Fourth: Mistakes in the relationship of audit committee with external auditor:

Common mistakes in the relationship of audit committee with external auditor:

  • Failure to have a meeting with independent auditor, periodically, to discuss a proposed work plan, and ensure his/her independence and objectivity.  Or not meeting with him/her unless there is a representative of executive management in presence, and not auditing financial statements critically.  We rarely find an audit committee that seriously discusses auditor’s opinion, work followed in covering some important audit elements such as investments, debt allocations and performing some important tests.  It is worthwhile noting here that the independence of auditor may be affected if he/she has submitted consulting work to organization and/or if executive management has solicited offers and negotiated fees with the auditors.
  • Not asking external auditor to submit to management (Management Letter Points) and study his/her notes about corporation financial statements and on the adequacy of internal control systems and on follow up actions.
  • Lack of knowledge about the requirements of adopting international standards, and with possible weaknesses and manipulation and leaving the matter entirely to executive management and the auditor.

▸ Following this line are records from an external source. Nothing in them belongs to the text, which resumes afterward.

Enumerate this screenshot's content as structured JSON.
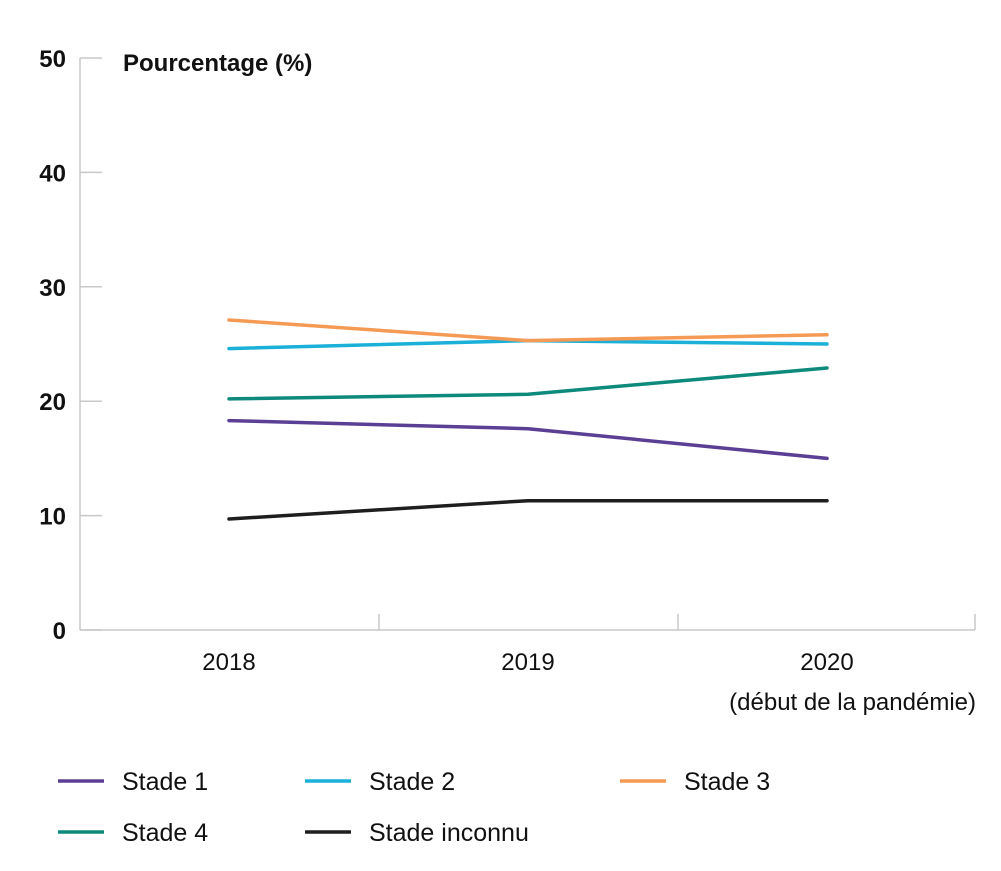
{
  "chart_data": {
    "type": "line",
    "ylabel": "Pourcentage (%)",
    "ylim": [
      0,
      50
    ],
    "yticks": [
      "0",
      "10",
      "20",
      "30",
      "40",
      "50"
    ],
    "categories": [
      "2018",
      "2019",
      "2020"
    ],
    "category_notes": [
      "",
      "",
      "(début de la pandémie)"
    ],
    "grid": false,
    "legend_position": "bottom",
    "series": [
      {
        "name": "Stade 1",
        "color": "#5b3f95",
        "values": [
          18.3,
          17.6,
          15.0
        ]
      },
      {
        "name": "Stade 2",
        "color": "#1ab0d8",
        "values": [
          24.6,
          25.3,
          25.0
        ]
      },
      {
        "name": "Stade 3",
        "color": "#f59a55",
        "values": [
          27.1,
          25.3,
          25.8
        ]
      },
      {
        "name": "Stade 4",
        "color": "#0e8a7c",
        "values": [
          20.2,
          20.6,
          22.9
        ]
      },
      {
        "name": "Stade inconnu",
        "color": "#1e1e1e",
        "values": [
          9.7,
          11.3,
          11.3
        ]
      }
    ]
  }
}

Fifth: Mistakes in committee meetings:

Some common mistakes in relation to committee meetings include low number of meetings,  , short duration, poor pre-preparation by its members, failure to read internal audit reports presented to them, lack of documenting all the matters that were discussed in committee minutes of meetings, but, documenting only the decisions and recommendations, and delays in preparing the minutes or approving it. In addition, it is wrong to believe that documenting some sensitive issues may harm organization reputation, and also not reporting, periodically, on committee work to board of directors or general assembly of shareholders.

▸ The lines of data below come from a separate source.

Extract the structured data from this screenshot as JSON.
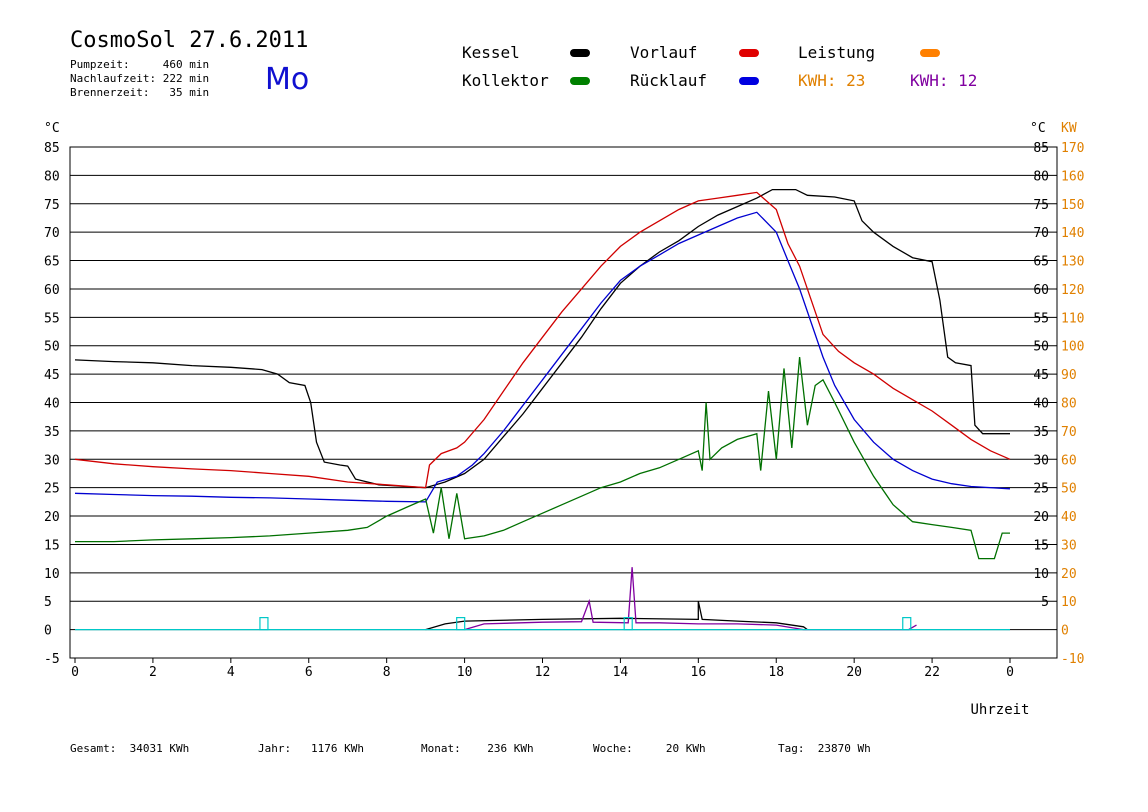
{
  "header": {
    "title": "CosmoSol 27.6.2011",
    "day": "Mo",
    "pumpzeit": "Pumpzeit:     460 min",
    "nachlaufzeit": "Nachlaufzeit: 222 min",
    "brennerzeit": "Brennerzeit:   35 min"
  },
  "legend": {
    "kessel": {
      "label": "Kessel",
      "color": "#000000"
    },
    "kollektor": {
      "label": "Kollektor",
      "color": "#008000"
    },
    "vorlauf": {
      "label": "Vorlauf",
      "color": "#e00000"
    },
    "ruecklauf": {
      "label": "Rücklauf",
      "color": "#0000e0"
    },
    "leistung": {
      "label": "Leistung",
      "color": "#ff8000"
    },
    "kwh1": {
      "label": "KWH: 23",
      "color": "#e08000"
    },
    "kwh2": {
      "label": "KWH: 12",
      "color": "#8000a0"
    }
  },
  "footer": {
    "gesamt": "Gesamt:  34031 KWh",
    "jahr": "Jahr:   1176 KWh",
    "monat": "Monat:    236 KWh",
    "woche": "Woche:     20 KWh",
    "tag": "Tag:  23870 Wh"
  },
  "chart_data": {
    "type": "line",
    "xlabel": "Uhrzeit",
    "ylabel_left": "°C",
    "ylabel_right_c": "°C",
    "ylabel_right_kw": "KW",
    "xlim": [
      0,
      24
    ],
    "ylim": [
      -5,
      85
    ],
    "x_ticks": [
      "0",
      "2",
      "4",
      "6",
      "8",
      "10",
      "12",
      "14",
      "16",
      "18",
      "20",
      "22",
      "0"
    ],
    "y_ticks_left": [
      -5,
      0,
      5,
      10,
      15,
      20,
      25,
      30,
      35,
      40,
      45,
      50,
      55,
      60,
      65,
      70,
      75,
      80,
      85
    ],
    "y_ticks_right_c": [
      5,
      10,
      15,
      20,
      25,
      30,
      35,
      40,
      45,
      50,
      55,
      60,
      65,
      70,
      75,
      80,
      85
    ],
    "y_ticks_right_kw": [
      -10,
      0,
      10,
      20,
      30,
      40,
      50,
      60,
      70,
      80,
      90,
      100,
      110,
      120,
      130,
      140,
      150,
      160,
      170
    ],
    "grid": true,
    "series": [
      {
        "key": "kessel",
        "color": "#000000",
        "points": [
          [
            0,
            47.5
          ],
          [
            1,
            47.2
          ],
          [
            2,
            47
          ],
          [
            3,
            46.5
          ],
          [
            4,
            46.2
          ],
          [
            4.8,
            45.8
          ],
          [
            5.2,
            45
          ],
          [
            5.5,
            43.5
          ],
          [
            5.9,
            43
          ],
          [
            6.05,
            40
          ],
          [
            6.2,
            33
          ],
          [
            6.4,
            29.5
          ],
          [
            6.8,
            29
          ],
          [
            7.0,
            28.8
          ],
          [
            7.2,
            26.5
          ],
          [
            7.8,
            25.5
          ],
          [
            8.5,
            25.2
          ],
          [
            9.0,
            25
          ],
          [
            9.5,
            26
          ],
          [
            10.0,
            27.5
          ],
          [
            10.5,
            30
          ],
          [
            11,
            34
          ],
          [
            11.5,
            38
          ],
          [
            12,
            42.5
          ],
          [
            12.5,
            47
          ],
          [
            13,
            51.5
          ],
          [
            13.5,
            56.5
          ],
          [
            14,
            61
          ],
          [
            14.5,
            64
          ],
          [
            15,
            66.5
          ],
          [
            15.5,
            68.5
          ],
          [
            16,
            71
          ],
          [
            16.5,
            73
          ],
          [
            17,
            74.5
          ],
          [
            17.5,
            76
          ],
          [
            17.9,
            77.5
          ],
          [
            18.5,
            77.5
          ],
          [
            18.8,
            76.5
          ],
          [
            19.5,
            76.2
          ],
          [
            20,
            75.5
          ],
          [
            20.2,
            72
          ],
          [
            20.5,
            70
          ],
          [
            21,
            67.5
          ],
          [
            21.5,
            65.5
          ],
          [
            22,
            64.8
          ],
          [
            22.2,
            58
          ],
          [
            22.4,
            48
          ],
          [
            22.6,
            47
          ],
          [
            23.0,
            46.5
          ],
          [
            23.1,
            36
          ],
          [
            23.3,
            34.5
          ],
          [
            24,
            34.5
          ]
        ]
      },
      {
        "key": "vorlauf",
        "color": "#d00000",
        "points": [
          [
            0,
            30
          ],
          [
            1,
            29.2
          ],
          [
            2,
            28.7
          ],
          [
            3,
            28.3
          ],
          [
            4,
            28
          ],
          [
            5,
            27.5
          ],
          [
            6,
            27
          ],
          [
            7,
            26
          ],
          [
            8,
            25.5
          ],
          [
            9,
            25
          ],
          [
            9.1,
            29
          ],
          [
            9.4,
            31
          ],
          [
            9.8,
            32
          ],
          [
            10,
            33
          ],
          [
            10.5,
            37
          ],
          [
            11,
            42
          ],
          [
            11.5,
            47
          ],
          [
            12,
            51.5
          ],
          [
            12.5,
            56
          ],
          [
            13,
            60
          ],
          [
            13.5,
            64
          ],
          [
            14,
            67.5
          ],
          [
            14.5,
            70
          ],
          [
            15,
            72
          ],
          [
            15.5,
            74
          ],
          [
            16,
            75.5
          ],
          [
            16.5,
            76
          ],
          [
            17,
            76.5
          ],
          [
            17.5,
            77
          ],
          [
            18,
            74
          ],
          [
            18.3,
            68
          ],
          [
            18.6,
            64
          ],
          [
            18.9,
            58
          ],
          [
            19.2,
            52
          ],
          [
            19.6,
            49
          ],
          [
            20,
            47
          ],
          [
            20.5,
            45
          ],
          [
            21,
            42.5
          ],
          [
            21.5,
            40.5
          ],
          [
            22,
            38.5
          ],
          [
            22.5,
            36
          ],
          [
            23,
            33.5
          ],
          [
            23.5,
            31.5
          ],
          [
            24,
            30
          ]
        ]
      },
      {
        "key": "ruecklauf",
        "color": "#0000d0",
        "points": [
          [
            0,
            24
          ],
          [
            1,
            23.8
          ],
          [
            2,
            23.6
          ],
          [
            3,
            23.5
          ],
          [
            4,
            23.3
          ],
          [
            5,
            23.2
          ],
          [
            6,
            23
          ],
          [
            7,
            22.8
          ],
          [
            8,
            22.6
          ],
          [
            9,
            22.5
          ],
          [
            9.3,
            26
          ],
          [
            9.8,
            27
          ],
          [
            10.2,
            29
          ],
          [
            10.5,
            31
          ],
          [
            11,
            35
          ],
          [
            11.5,
            39.5
          ],
          [
            12,
            44
          ],
          [
            12.5,
            48.5
          ],
          [
            13,
            53
          ],
          [
            13.5,
            57.5
          ],
          [
            14,
            61.5
          ],
          [
            14.5,
            64
          ],
          [
            15,
            66
          ],
          [
            15.5,
            68
          ],
          [
            16,
            69.5
          ],
          [
            16.5,
            71
          ],
          [
            17,
            72.5
          ],
          [
            17.5,
            73.5
          ],
          [
            18,
            70
          ],
          [
            18.3,
            65
          ],
          [
            18.6,
            60
          ],
          [
            18.9,
            54
          ],
          [
            19.2,
            48
          ],
          [
            19.5,
            43
          ],
          [
            20,
            37
          ],
          [
            20.5,
            33
          ],
          [
            21,
            30
          ],
          [
            21.5,
            28
          ],
          [
            22,
            26.5
          ],
          [
            22.5,
            25.7
          ],
          [
            23,
            25.2
          ],
          [
            24,
            24.8
          ]
        ]
      },
      {
        "key": "kollektor",
        "color": "#007000",
        "points": [
          [
            0,
            15.5
          ],
          [
            1,
            15.5
          ],
          [
            2,
            15.8
          ],
          [
            3,
            16
          ],
          [
            4,
            16.2
          ],
          [
            5,
            16.5
          ],
          [
            6,
            17
          ],
          [
            7,
            17.5
          ],
          [
            7.5,
            18
          ],
          [
            8,
            20
          ],
          [
            8.5,
            21.5
          ],
          [
            9,
            23
          ],
          [
            9.2,
            17
          ],
          [
            9.4,
            25
          ],
          [
            9.6,
            16
          ],
          [
            9.8,
            24
          ],
          [
            10,
            16
          ],
          [
            10.5,
            16.5
          ],
          [
            11,
            17.5
          ],
          [
            11.5,
            19
          ],
          [
            12,
            20.5
          ],
          [
            12.5,
            22
          ],
          [
            13,
            23.5
          ],
          [
            13.5,
            25
          ],
          [
            14,
            26
          ],
          [
            14.5,
            27.5
          ],
          [
            15,
            28.5
          ],
          [
            15.5,
            30
          ],
          [
            16,
            31.5
          ],
          [
            16.1,
            28
          ],
          [
            16.2,
            40
          ],
          [
            16.3,
            30
          ],
          [
            16.6,
            32
          ],
          [
            17,
            33.5
          ],
          [
            17.5,
            34.5
          ],
          [
            17.6,
            28
          ],
          [
            17.8,
            42
          ],
          [
            18,
            30
          ],
          [
            18.2,
            46
          ],
          [
            18.4,
            32
          ],
          [
            18.6,
            48
          ],
          [
            18.8,
            36
          ],
          [
            19,
            43
          ],
          [
            19.2,
            44
          ],
          [
            19.5,
            40
          ],
          [
            20,
            33
          ],
          [
            20.5,
            27
          ],
          [
            21,
            22
          ],
          [
            21.5,
            19
          ],
          [
            22,
            18.5
          ],
          [
            22.5,
            18
          ],
          [
            23,
            17.5
          ],
          [
            23.2,
            12.5
          ],
          [
            23.6,
            12.5
          ],
          [
            23.8,
            17
          ],
          [
            24,
            17
          ]
        ]
      },
      {
        "key": "leistung_kessel",
        "color": "#000000",
        "points": [
          [
            9,
            0
          ],
          [
            9.5,
            1
          ],
          [
            10,
            1.5
          ],
          [
            12,
            1.8
          ],
          [
            14,
            2
          ],
          [
            16,
            1.8
          ],
          [
            16,
            5
          ],
          [
            16.1,
            1.8
          ],
          [
            17,
            1.5
          ],
          [
            18,
            1.2
          ],
          [
            18.7,
            0.5
          ],
          [
            18.8,
            0
          ]
        ]
      },
      {
        "key": "leistung_purple",
        "color": "#8000a0",
        "points": [
          [
            10,
            0
          ],
          [
            10.5,
            1
          ],
          [
            12,
            1.3
          ],
          [
            13,
            1.4
          ],
          [
            13.2,
            5
          ],
          [
            13.3,
            1.3
          ],
          [
            14.2,
            1.2
          ],
          [
            14.3,
            11
          ],
          [
            14.4,
            1.2
          ],
          [
            15,
            1.2
          ],
          [
            16,
            1
          ],
          [
            17,
            1
          ],
          [
            18,
            0.8
          ],
          [
            18.7,
            0
          ],
          [
            21.4,
            0
          ],
          [
            21.6,
            0.8
          ]
        ]
      },
      {
        "key": "nullinie",
        "color": "#00c8c8",
        "points": [
          [
            0,
            0
          ],
          [
            24,
            0
          ]
        ]
      }
    ]
  }
}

Sixth: Other mistakes:                                        

  • Leaving the process of request for proposals and fees negotiation in relation to outsourcing some or whole of internal audit activities to executive management .
  • Failure to follow up the latest laws and legislations issued concerning organization activities.
  • Failure to follow up and carry out periodic review on effectiveness and efficiency of managing the most important risks facing organization, whether strategic, operational, financial or compliance.
  • Lack of focus on information security and IT risks.
  • Failure to adopt any mechanism that allows all organization employees to provide their comments secretly about any violation of regulations, and not to verify effectiveness of implementing such mechanism, by conducting an independent investigation commensurate with the size of error or override and not adopting appropriate follow-up procedures.
  • The committee never exploits its authority to review organization records and documents, to ask for clarification or statement from members of board or members of executive management, and to ask board to call general assembly of shareholders for a meeting if board obstructs its duty.

The role of audit committees is of continuous development and their focus on old means considering the developments in the risk environment and the enormous size of task on shoulder of board of directors is no longer sufficient.  Therefore, they should focus more on organizational changes that may affect overall control, risk management processes, compliance with regulations and laws, and on helping the board to play its supervisory and control role over executive management performance, thereby supporting independence of external auditor and increasing effectiveness of internal audit activity and internal control systems.